Oral Candida albicans infection
Scabies is caused by the parasitic mite Sarcoptes scabiei. In a young baby, it causes a widespread vesiculopustular eruption, that is prominent on the palms and soles. The source of the infestation is likely to be a family member or visitor with an itchy rash .
Scabies in an infant
Blistering from genodermatoses in neonates
The blistering genodermatoses are:
- Epidermolysis bullosa
- Epidermolytic ichthyosis
- Aplasia cutis congenita
- Incontinentia pigmenti
- Cutaneous mastocytosis
- Congenital forms of porphyria.
Inherited vesiculopustular and bullous genodermatoses are rare. They should be suspected in newborns with a family history of a genodermatosis or consanguinity .
- The clinical diagnosis of epidermolysis bullosa may be unreliable due to the variable presentation. Epidermolysis bullosa is associated with generalised skin fragility and blistering after minor trauma and has extracutaneous manifestations .
- Epidermolytic ichthyosis is a keratinopathy that presents with widespread blisters and scaling. A localised variant causes an epidermal naevus .
- Aplasia cutis congenita is a congenital focal absence of skin, most often an isolated lesion midline of the posterior scalp. It is sometimes associated with other physical defects or disorders .
- Incontinentia pigmenti presents along Blaschko lines (eg, as a linear eruption on one limb).
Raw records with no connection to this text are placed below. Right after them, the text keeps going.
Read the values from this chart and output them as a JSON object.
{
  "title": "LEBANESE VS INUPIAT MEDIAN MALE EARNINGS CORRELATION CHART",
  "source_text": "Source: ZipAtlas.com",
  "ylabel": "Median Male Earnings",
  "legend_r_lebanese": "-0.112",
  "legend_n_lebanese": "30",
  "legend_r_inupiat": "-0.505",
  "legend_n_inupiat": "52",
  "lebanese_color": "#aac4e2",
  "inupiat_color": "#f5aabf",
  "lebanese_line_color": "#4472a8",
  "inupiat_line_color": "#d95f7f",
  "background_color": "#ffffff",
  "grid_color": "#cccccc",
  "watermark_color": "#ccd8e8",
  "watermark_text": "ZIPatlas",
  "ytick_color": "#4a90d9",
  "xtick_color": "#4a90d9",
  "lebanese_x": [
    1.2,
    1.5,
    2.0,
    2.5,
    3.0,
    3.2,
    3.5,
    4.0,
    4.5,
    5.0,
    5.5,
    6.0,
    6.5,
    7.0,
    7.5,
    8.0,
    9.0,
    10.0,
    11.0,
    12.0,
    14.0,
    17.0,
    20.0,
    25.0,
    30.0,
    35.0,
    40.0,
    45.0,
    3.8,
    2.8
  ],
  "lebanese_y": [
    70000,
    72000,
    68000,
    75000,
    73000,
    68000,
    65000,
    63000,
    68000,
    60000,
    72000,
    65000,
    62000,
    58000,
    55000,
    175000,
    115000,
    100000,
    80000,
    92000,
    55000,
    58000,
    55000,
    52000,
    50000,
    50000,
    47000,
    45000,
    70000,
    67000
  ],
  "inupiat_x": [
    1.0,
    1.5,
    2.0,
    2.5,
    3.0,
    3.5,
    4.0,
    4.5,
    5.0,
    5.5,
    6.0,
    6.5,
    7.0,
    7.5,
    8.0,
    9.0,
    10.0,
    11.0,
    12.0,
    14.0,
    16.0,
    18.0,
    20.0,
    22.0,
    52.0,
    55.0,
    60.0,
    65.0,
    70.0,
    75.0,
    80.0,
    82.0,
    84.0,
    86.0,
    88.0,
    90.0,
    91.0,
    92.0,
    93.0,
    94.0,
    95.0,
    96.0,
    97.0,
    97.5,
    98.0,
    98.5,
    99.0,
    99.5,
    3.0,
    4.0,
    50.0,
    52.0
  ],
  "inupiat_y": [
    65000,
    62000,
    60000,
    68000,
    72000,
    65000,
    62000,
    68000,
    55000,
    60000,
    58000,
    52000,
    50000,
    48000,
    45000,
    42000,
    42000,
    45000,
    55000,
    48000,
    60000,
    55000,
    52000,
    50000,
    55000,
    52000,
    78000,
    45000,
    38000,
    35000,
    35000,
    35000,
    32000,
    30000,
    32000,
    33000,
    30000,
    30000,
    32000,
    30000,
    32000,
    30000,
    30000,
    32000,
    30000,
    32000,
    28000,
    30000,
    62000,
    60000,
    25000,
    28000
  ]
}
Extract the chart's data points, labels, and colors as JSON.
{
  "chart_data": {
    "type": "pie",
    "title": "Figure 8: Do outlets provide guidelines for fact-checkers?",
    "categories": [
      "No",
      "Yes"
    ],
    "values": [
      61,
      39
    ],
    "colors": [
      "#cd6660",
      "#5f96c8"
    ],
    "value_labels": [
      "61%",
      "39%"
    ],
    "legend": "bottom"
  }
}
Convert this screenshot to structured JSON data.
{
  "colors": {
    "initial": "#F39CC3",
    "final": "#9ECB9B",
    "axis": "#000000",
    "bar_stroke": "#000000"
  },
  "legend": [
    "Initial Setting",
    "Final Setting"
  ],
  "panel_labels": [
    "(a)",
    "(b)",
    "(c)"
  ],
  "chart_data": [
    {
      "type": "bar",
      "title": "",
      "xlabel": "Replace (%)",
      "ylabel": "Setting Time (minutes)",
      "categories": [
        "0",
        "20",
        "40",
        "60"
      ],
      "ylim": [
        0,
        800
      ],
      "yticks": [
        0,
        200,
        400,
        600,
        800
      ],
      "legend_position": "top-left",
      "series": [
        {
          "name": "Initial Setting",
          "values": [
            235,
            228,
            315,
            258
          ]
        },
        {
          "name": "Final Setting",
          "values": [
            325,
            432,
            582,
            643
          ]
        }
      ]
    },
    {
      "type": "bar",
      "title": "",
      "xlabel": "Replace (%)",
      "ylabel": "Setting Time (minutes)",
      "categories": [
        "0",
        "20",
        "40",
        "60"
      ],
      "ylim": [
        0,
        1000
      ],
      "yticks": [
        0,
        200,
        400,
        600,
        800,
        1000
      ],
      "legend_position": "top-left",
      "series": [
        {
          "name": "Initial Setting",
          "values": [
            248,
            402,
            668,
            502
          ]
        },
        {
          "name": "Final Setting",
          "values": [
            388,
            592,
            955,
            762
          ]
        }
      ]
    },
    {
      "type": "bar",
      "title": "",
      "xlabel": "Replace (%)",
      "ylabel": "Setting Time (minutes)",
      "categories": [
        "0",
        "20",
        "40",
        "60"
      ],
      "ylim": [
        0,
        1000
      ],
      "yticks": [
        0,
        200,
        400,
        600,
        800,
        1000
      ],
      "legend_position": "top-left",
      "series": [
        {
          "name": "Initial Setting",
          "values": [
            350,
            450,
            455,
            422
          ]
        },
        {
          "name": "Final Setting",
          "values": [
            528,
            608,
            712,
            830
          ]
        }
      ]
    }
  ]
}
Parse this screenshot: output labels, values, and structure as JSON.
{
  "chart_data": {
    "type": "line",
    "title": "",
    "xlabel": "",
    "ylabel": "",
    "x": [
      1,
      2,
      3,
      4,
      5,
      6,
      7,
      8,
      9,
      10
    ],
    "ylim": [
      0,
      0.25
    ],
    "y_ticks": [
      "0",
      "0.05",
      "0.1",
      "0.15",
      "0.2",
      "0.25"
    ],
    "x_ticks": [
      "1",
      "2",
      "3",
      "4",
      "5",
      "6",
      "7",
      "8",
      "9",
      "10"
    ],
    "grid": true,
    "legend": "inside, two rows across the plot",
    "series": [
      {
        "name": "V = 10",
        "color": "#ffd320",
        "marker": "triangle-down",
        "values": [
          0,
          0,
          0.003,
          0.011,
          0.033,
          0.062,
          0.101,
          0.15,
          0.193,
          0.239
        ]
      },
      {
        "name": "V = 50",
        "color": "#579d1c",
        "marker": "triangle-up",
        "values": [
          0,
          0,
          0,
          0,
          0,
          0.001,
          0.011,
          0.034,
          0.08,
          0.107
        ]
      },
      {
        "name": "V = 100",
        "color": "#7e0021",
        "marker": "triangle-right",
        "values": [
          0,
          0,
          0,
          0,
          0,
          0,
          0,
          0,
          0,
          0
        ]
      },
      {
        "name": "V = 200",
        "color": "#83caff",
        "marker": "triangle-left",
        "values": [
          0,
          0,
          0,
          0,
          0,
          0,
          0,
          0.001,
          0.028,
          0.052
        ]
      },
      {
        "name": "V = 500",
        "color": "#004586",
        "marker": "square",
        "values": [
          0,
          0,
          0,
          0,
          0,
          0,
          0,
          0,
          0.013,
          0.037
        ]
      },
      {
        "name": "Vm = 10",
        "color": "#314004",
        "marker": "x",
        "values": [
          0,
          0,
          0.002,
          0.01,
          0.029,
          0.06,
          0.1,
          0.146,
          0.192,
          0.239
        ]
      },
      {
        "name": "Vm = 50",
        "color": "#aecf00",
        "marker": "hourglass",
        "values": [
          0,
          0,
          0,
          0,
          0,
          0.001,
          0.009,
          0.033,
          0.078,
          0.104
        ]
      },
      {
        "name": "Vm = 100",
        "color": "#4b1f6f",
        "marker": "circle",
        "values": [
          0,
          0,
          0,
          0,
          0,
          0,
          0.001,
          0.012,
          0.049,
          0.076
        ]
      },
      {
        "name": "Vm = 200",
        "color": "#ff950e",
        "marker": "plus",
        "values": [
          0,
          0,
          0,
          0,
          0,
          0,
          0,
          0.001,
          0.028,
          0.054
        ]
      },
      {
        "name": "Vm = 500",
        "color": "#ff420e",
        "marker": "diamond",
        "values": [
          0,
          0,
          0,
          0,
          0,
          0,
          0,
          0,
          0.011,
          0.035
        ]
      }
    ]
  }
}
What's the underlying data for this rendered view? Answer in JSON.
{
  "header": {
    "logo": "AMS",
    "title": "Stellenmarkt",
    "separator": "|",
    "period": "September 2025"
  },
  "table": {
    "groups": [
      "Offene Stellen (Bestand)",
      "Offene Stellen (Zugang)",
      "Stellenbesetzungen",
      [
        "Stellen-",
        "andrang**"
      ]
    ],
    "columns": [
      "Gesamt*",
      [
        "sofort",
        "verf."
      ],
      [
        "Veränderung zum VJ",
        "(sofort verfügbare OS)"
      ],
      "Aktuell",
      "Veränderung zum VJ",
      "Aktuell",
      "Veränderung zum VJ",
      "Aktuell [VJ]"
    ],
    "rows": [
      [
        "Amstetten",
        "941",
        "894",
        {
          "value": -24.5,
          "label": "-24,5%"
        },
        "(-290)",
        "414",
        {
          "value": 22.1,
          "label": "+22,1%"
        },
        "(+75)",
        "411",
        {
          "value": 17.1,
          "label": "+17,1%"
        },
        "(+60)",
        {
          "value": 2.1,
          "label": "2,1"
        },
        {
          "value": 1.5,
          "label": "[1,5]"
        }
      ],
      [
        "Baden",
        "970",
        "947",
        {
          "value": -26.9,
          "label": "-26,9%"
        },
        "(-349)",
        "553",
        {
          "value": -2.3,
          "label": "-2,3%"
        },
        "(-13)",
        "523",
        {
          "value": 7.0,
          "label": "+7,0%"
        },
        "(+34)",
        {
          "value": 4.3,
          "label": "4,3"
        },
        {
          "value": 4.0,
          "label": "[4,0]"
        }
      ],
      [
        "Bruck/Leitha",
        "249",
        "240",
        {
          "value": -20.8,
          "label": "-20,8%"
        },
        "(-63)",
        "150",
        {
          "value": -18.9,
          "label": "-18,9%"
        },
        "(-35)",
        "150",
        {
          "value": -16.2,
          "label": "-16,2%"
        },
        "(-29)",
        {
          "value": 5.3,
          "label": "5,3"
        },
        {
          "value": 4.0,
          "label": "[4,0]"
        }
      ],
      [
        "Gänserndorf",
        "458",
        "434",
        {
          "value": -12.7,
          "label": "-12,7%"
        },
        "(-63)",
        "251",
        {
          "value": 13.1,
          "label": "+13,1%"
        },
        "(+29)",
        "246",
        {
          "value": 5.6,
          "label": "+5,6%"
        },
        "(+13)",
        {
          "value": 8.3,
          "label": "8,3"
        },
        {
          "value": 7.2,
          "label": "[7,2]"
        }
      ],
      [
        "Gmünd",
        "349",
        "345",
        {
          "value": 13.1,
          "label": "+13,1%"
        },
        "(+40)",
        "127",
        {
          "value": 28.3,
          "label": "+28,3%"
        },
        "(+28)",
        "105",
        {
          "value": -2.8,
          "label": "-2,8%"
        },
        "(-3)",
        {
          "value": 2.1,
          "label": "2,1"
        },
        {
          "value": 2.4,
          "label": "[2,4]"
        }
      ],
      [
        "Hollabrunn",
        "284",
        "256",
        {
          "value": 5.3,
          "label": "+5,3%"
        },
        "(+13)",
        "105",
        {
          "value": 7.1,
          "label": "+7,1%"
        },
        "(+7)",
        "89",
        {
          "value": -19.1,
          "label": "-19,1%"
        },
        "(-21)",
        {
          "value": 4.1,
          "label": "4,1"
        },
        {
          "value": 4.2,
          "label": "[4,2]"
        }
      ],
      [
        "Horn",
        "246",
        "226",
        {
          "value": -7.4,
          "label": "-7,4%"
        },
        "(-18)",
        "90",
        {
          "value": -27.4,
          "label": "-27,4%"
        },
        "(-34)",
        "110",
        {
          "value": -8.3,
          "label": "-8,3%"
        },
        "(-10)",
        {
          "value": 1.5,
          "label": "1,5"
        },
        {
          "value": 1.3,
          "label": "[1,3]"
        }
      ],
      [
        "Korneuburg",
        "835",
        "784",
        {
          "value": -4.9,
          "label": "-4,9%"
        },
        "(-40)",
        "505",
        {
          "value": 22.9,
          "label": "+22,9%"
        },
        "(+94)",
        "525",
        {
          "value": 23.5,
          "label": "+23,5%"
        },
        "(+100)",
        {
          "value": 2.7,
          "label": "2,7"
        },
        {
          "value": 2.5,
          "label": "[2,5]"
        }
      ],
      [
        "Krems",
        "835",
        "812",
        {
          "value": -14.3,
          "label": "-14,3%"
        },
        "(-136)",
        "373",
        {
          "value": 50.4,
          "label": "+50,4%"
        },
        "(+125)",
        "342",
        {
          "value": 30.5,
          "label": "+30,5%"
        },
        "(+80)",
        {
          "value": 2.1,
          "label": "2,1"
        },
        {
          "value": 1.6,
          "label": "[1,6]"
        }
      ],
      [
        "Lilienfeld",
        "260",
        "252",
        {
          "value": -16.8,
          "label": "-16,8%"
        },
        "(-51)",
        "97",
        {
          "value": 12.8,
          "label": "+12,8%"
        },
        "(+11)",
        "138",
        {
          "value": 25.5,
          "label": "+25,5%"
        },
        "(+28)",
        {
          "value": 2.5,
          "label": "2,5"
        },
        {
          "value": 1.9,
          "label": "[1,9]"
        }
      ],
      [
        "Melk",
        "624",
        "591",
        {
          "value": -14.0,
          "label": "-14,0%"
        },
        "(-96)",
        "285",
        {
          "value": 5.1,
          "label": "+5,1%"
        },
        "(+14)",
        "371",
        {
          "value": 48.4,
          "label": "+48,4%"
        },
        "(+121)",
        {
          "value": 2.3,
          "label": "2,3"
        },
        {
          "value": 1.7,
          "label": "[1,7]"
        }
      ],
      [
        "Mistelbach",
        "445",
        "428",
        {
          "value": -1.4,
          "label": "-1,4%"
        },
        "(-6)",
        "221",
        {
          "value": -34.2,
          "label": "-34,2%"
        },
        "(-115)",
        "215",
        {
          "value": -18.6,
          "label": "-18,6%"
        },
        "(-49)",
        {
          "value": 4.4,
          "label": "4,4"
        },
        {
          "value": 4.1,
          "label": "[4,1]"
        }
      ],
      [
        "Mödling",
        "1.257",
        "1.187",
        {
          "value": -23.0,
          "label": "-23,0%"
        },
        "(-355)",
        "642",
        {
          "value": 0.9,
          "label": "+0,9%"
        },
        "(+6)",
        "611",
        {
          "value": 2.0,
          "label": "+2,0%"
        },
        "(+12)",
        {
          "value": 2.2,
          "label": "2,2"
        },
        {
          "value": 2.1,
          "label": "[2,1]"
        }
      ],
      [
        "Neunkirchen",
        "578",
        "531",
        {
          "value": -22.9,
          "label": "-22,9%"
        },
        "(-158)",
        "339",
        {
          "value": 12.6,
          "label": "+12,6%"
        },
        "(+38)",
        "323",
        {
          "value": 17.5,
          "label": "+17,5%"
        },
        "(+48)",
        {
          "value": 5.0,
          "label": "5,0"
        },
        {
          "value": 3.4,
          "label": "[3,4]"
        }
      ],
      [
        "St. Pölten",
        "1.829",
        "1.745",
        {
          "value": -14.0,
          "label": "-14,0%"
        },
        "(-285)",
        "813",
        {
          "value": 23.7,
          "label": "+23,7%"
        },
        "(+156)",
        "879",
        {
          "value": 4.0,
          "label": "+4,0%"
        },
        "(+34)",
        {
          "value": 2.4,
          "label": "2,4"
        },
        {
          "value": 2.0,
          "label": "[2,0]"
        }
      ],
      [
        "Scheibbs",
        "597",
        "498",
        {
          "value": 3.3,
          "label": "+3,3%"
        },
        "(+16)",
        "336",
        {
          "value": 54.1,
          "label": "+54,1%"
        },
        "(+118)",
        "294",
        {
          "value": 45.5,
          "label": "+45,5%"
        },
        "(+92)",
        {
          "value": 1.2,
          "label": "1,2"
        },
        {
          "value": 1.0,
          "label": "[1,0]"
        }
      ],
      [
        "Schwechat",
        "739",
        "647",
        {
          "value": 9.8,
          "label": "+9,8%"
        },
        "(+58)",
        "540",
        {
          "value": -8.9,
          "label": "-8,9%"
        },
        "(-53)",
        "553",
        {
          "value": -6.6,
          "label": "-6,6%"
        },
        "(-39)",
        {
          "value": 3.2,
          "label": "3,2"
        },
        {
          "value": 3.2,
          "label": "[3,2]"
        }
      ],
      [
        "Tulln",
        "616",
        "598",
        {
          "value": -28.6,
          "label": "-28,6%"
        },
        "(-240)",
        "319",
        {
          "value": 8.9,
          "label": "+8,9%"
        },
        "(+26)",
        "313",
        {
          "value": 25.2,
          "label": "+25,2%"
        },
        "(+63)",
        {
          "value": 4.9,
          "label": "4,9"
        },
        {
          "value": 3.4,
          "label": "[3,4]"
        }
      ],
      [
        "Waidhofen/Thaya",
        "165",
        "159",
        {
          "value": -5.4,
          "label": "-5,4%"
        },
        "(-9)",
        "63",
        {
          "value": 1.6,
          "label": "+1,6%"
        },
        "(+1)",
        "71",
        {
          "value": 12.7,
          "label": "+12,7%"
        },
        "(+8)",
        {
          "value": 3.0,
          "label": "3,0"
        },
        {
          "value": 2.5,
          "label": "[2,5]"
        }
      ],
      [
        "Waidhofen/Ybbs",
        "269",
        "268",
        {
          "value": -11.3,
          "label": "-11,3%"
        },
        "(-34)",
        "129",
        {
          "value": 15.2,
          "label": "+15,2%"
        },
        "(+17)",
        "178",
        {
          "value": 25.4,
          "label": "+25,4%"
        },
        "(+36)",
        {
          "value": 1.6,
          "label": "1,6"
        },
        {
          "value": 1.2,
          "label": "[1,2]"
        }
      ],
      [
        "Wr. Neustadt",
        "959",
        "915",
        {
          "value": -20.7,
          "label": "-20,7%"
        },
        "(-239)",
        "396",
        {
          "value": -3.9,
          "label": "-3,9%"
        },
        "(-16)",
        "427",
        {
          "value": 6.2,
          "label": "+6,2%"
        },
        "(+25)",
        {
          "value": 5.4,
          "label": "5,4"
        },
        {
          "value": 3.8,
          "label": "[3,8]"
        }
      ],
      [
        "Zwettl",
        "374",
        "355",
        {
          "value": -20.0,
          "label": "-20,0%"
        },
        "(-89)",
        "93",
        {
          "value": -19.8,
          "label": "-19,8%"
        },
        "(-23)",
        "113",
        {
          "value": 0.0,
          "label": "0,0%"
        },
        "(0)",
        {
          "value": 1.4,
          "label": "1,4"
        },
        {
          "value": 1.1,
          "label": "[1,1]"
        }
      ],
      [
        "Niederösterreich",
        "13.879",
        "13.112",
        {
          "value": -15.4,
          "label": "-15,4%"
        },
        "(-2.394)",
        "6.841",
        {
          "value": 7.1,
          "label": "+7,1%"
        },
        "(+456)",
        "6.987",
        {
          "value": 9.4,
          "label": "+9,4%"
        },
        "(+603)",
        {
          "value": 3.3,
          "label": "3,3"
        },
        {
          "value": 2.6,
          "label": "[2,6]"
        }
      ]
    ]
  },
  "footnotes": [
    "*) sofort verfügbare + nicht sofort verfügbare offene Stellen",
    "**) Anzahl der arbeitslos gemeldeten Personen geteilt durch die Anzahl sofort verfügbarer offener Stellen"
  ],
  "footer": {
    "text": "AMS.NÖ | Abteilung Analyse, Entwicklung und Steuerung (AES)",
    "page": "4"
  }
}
It has four stages of development (the vesicular, verrucous, hyperpigmented, and atrophic/hypopigmented stages) that may be present simultaneously; blistering is a feature in 50% of cases .
Genodermatoses that can blister
Blistering from transient autoimmune diseases in neonates
Maternal history of an autoimmune blistering disease can lead to a newborn presenting with the same autoimmune bullous disorder. Maternally transmitted autoimmune bullous disorders usually resolve within a few months of birth . These include:
- Pemphigus vulgaris
- Pemphigus foliaceus
- Bullous pemphigoid
- Epidermolysis bullosa acquisita
- Linear immunoglobulin A dermatosis.
What tests should be done in a neonate with blisters?
An initial investigation in a neonate with blisters includes scraping fluid and cells from an intact blister for viral/bacterial/fungal microscopy, culture, and testing for a polymerase chain reaction to specific organisms [1,2].
Genodermatoses can be confirmed by skin biopsy using standard light microscopy, transmission electron microscopy, and immunofluorescence microscopy. Molecular genetic testing should also be considered .
An autoimmune blistering disease is investigated by a cord blood sample with serum indirect immunofluorescence on salt-split skin, and autoantibody enzyme-linked immunosorbent assay to desmoglein 1 and 3 and bullous pemphigoid antigen BP180. If there is no history of blistering in the mother, a lesional skin biopsy should be performed for histopathology. A perilesional skin biopsy should be submitted for direct immunofluorescence [2,4].
What is the treatment for blistering in neonates?
The treatment of the blistering disease depends on the diagnosis.